Shares in Twitter dropped just over 11% in after-hours trading last night after it posted results showing growth in active users hit 5.8% in the first three months of the quarter, below analysts' expectations. Also, presumably, because at least half new Twitter users are parody accounts of objects or body parts owned by celebrities (Pharrell's hat, Anne Hathaway's nipples, Drake's knee).
So 255 million people now tweet every day, but that still equated to a loss of $132m (£78m), on revenues of $250m (ad revenues of $226m). Timeline views - ie the number of times people actually logged on and checked out their accounts - increased 15% to 157 billion.
User growth is clearly a worry to investors: for the past three quarters, that figure has actually been dropping. Last quarter, though, it was 3.8% - so at least 5.8% is higher. Shareholders clearly weren't convinced it was enough, though.

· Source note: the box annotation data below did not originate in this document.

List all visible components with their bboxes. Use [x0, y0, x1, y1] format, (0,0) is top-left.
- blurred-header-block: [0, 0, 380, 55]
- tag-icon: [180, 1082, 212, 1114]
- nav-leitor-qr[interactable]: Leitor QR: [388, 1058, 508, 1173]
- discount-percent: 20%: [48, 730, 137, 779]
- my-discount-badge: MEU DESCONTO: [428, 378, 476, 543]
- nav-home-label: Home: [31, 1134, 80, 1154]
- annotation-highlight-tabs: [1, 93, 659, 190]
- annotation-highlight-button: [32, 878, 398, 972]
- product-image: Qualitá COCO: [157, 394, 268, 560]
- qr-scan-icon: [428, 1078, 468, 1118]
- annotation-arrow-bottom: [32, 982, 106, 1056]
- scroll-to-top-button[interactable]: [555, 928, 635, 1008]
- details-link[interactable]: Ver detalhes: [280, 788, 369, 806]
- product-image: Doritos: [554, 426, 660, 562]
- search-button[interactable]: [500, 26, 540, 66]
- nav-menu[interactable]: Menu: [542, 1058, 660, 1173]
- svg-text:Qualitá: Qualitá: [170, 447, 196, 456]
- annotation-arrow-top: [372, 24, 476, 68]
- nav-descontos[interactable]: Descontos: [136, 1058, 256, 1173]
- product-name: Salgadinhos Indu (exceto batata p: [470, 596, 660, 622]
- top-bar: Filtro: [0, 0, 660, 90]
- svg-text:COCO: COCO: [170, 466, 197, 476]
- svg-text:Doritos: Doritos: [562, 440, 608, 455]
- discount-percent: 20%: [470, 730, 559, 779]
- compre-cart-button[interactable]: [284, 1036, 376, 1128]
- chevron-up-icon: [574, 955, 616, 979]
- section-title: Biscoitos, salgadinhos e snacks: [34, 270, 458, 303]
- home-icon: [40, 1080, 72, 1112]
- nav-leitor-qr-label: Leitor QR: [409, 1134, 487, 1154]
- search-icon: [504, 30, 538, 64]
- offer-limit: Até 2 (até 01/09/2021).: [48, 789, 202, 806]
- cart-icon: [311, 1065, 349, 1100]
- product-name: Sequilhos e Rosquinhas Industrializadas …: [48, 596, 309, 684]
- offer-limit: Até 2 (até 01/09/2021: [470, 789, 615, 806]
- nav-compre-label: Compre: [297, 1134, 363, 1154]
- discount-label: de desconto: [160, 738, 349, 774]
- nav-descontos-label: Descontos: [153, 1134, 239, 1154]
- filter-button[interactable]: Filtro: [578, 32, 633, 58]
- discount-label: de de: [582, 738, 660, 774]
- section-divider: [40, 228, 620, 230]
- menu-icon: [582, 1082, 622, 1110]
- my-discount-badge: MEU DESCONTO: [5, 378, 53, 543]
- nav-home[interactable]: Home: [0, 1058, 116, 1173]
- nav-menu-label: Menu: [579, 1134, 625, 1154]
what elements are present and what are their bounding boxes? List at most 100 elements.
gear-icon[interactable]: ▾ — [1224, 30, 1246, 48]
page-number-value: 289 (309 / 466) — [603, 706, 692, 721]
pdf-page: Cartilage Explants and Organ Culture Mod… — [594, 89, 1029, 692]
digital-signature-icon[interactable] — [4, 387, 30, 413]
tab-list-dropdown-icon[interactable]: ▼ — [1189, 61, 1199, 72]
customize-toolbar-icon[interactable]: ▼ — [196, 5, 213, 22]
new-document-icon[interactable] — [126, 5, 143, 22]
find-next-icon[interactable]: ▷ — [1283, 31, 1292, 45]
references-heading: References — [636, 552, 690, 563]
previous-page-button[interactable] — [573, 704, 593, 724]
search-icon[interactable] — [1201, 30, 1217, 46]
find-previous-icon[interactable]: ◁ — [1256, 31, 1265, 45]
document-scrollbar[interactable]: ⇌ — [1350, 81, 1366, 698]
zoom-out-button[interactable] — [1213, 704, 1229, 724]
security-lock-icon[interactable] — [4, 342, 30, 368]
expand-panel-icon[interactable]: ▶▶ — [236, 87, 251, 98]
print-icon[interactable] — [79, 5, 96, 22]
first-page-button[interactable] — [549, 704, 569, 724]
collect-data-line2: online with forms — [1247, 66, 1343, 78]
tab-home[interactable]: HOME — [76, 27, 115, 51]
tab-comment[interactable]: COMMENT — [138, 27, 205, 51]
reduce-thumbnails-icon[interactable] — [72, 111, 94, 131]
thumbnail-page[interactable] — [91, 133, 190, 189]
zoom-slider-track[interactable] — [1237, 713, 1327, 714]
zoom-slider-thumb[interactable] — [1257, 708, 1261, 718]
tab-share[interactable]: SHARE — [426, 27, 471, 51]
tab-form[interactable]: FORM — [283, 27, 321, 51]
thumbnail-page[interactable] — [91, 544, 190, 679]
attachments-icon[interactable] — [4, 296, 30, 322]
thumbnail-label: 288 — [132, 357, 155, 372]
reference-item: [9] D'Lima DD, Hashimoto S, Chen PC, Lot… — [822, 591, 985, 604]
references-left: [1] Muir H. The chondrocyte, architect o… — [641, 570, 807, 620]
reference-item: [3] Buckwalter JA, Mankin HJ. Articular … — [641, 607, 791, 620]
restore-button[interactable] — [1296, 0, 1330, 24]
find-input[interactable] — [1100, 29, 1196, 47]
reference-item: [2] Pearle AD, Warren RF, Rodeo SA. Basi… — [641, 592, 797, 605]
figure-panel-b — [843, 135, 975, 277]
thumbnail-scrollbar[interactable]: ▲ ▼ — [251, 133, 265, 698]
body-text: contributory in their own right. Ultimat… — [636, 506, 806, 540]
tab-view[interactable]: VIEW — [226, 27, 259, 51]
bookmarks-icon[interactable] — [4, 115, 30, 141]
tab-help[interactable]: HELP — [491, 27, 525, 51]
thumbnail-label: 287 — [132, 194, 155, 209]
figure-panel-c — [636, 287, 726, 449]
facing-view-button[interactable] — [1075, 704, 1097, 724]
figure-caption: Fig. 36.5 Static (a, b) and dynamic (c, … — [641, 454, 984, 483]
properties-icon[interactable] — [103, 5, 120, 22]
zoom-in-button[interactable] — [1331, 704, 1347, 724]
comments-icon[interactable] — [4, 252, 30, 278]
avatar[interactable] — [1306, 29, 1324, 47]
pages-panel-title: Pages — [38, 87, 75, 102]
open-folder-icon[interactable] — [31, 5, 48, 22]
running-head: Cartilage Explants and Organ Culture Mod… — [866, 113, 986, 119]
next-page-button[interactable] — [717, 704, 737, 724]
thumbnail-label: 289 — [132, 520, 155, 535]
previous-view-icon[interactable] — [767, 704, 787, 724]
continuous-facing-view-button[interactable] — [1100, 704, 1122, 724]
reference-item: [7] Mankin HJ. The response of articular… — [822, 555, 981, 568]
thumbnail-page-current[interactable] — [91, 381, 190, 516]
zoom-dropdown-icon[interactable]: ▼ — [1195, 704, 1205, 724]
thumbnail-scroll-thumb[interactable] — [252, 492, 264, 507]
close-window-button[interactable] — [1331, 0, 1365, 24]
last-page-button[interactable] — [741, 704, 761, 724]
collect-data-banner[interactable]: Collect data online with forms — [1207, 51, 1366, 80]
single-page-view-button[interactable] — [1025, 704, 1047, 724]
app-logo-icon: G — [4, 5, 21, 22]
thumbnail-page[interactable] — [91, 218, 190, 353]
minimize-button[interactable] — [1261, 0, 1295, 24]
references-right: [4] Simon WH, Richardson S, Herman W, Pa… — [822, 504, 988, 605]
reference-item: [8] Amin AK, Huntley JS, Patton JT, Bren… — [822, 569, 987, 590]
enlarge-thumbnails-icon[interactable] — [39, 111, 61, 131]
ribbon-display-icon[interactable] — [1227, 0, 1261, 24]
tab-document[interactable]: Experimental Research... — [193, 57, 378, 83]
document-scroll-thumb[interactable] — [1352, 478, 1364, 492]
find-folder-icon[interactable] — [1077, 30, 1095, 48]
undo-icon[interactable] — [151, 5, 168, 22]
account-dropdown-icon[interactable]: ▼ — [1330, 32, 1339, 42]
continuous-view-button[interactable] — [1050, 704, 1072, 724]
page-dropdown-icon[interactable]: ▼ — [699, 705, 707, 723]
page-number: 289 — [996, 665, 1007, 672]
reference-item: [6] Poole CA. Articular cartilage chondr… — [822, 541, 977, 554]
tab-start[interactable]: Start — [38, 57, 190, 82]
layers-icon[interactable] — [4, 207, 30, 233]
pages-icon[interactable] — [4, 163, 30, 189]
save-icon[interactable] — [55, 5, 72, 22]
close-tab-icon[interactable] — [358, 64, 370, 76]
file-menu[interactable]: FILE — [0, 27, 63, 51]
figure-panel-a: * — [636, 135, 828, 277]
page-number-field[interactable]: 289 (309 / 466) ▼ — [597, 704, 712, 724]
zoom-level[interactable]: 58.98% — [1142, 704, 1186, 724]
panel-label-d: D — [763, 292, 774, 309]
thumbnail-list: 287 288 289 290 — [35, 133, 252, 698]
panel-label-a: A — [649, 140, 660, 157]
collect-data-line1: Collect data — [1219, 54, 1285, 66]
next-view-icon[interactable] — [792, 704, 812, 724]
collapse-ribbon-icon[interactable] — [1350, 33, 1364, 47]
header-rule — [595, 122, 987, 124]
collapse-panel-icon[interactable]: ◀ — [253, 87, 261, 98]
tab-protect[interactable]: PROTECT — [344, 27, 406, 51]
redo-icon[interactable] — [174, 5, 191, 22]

Does this mean we've reached peak Twitter? The company could certainly do worse than getting into the emerging markets race with rivals like Google and Facebook. The company deserves credit for finally figuring out a way to make some cash (although considering its size, unkinder shareholders might suggest $250m isn't an awful lot. Just under a dollar per user, in fact) - but it needs to find a way to increase its user base if it's ever going to increase those ad revenues.